La frase in questione è molto impegnativa perché si presta a tante interpretazioni. Mi permetto di darne una personale.
Oggi uno degli utilizzi più cattivi e maldestri del nostro linguaggio – mi riferisco a noi italiani – è infarcirlo fino all’inverosimile di termini stranieri, principalmente anglofoni.
È una tendenza che va avanti da qualche anno ma che ultimamente ha raggiunto, a mio avviso, dei livelli davvero preoccupanti.
Racconto un episodio personale. Durante la prima drammatica fase della pandemia da Covid-19 ero in coda in un “hub” (ecco che senza neanche farlo apposta è venuto fuori uno dei termini anglofoni) vaccinale, in attesa del mio turno. All’epoca la prima vaccinazione fu fatta a fasce di età, a partire dagli ultra ottantenni e poi a scalare. Ad un tratto si presentò un giovane che si mise in coda. Uno dei presenti si permise di chiedergli come mai fosse lì, data la verde età. Lui rispose: “Sono un caregiver”. Il suo interlocutore non capì, e il giovane fu costretto a spiegare che era un assistente di un anziano, e che pertanto aveva diritto di precedenza.
Qualche giorno fa mi è capitato di leggere un modulo per l’assistenza domiciliare sanitaria.
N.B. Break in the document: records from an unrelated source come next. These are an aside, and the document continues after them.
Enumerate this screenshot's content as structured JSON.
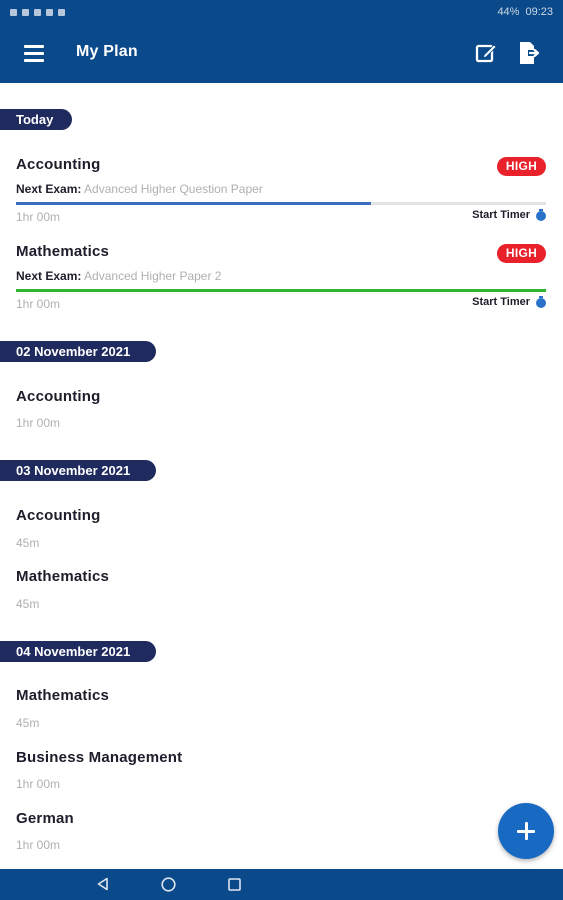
{
  "status_bar": {
    "battery": "44%",
    "time": "09:23"
  },
  "app_bar": {
    "title": "My Plan"
  },
  "sections": [
    {
      "date": "Today",
      "items": [
        {
          "subject": "Accounting",
          "priority": "HIGH",
          "next_exam_label": "Next Exam:",
          "next_exam": "Advanced Higher Question Paper",
          "duration": "1hr 00m",
          "progress": 0.67,
          "progress_color": "#3a6fc0",
          "start_timer": "Start Timer"
        },
        {
          "subject": "Mathematics",
          "priority": "HIGH",
          "next_exam_label": "Next Exam:",
          "next_exam": "Advanced Higher Paper 2",
          "duration": "1hr 00m",
          "progress": 1.0,
          "progress_color": "#2fb82f",
          "start_timer": "Start Timer"
        }
      ]
    },
    {
      "date": "02 November 2021",
      "items": [
        {
          "subject": "Accounting",
          "duration": "1hr 00m"
        }
      ]
    },
    {
      "date": "03 November 2021",
      "items": [
        {
          "subject": "Accounting",
          "duration": "45m"
        },
        {
          "subject": "Mathematics",
          "duration": "45m"
        }
      ]
    },
    {
      "date": "04 November 2021",
      "items": [
        {
          "subject": "Mathematics",
          "duration": "45m"
        },
        {
          "subject": "Business Management",
          "duration": "1hr 00m"
        },
        {
          "subject": "German",
          "duration": "1hr 00m"
        }
      ]
    }
  ],
  "colors": {
    "app_bar": "#0a4a8a",
    "date_pill": "#1f2a5e",
    "badge": "#e8212b",
    "fab": "#1769c2"
  },
  "icons": {
    "menu": "menu-icon",
    "edit": "edit-icon",
    "export": "export-icon",
    "timer": "stopwatch-icon",
    "fab": "add-icon"
  }
}
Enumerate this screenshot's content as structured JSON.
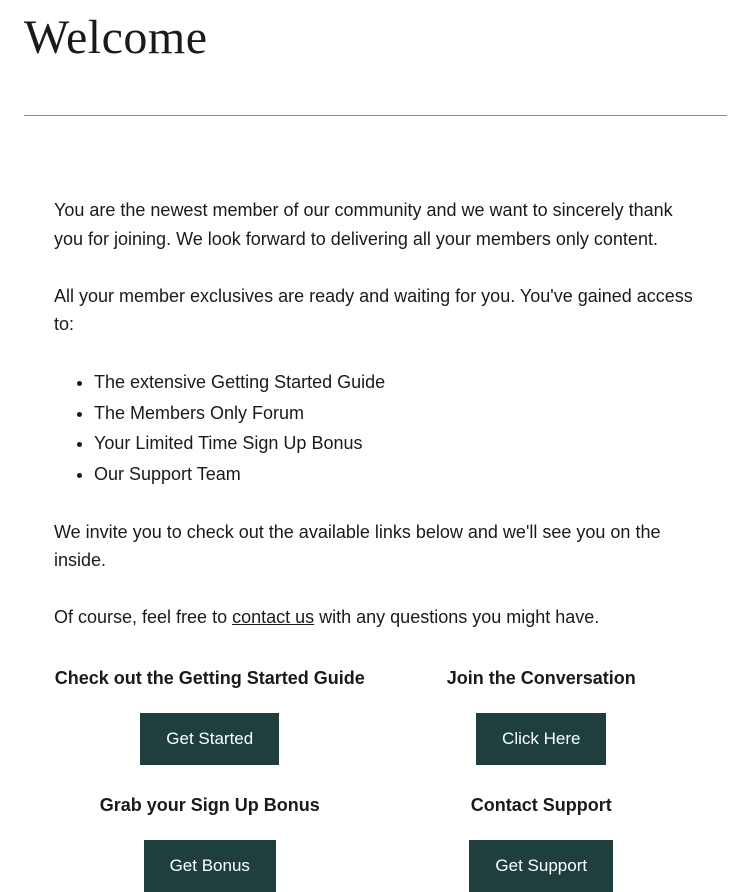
{
  "title": "Welcome",
  "intro_p1": "You are the newest member of our community and we want to sincerely thank you for joining. We look forward to delivering all your members only content.",
  "intro_p2": "All your member exclusives are ready and waiting for you. You've gained access to:",
  "bullets": [
    "The extensive Getting Started Guide",
    "The Members Only Forum",
    "Your Limited Time Sign Up Bonus",
    "Our Support Team"
  ],
  "invite_text": "We invite you to check out the available links below and we'll see you on the inside.",
  "contact_prefix": "Of course, feel free to ",
  "contact_link_text": "contact us",
  "contact_suffix": " with any questions you might have.",
  "cta": [
    {
      "heading": "Check out the Getting Started Guide",
      "button": "Get Started"
    },
    {
      "heading": "Join the Conversation",
      "button": "Click Here"
    },
    {
      "heading": "Grab your Sign Up Bonus",
      "button": "Get Bonus"
    },
    {
      "heading": "Contact Support",
      "button": "Get Support"
    }
  ]
}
Nel modulo era presente il termine “caregiver”. Sta entrando stabilmente nella prassi quotidiana.
Possibile che nella nostra lingua, quella di Dante e di Manzoni, non sia possibile trovare un termine al posto di quello orribile che non ho voglia più di pronunciare?
Bisognerebbe cominciare a parlarne, di questa invasione. E ad opporsi, laddove possibile, senza con questo giungere a livelli censori e assoluti, perché certi termini sono ormai definitivamente entrati nell’uso quotidiano.
Ne va del nostro patrimonio linguistico strettamente legato alla nostra civiltà, che rischia un lento e strisciante declino. Ok?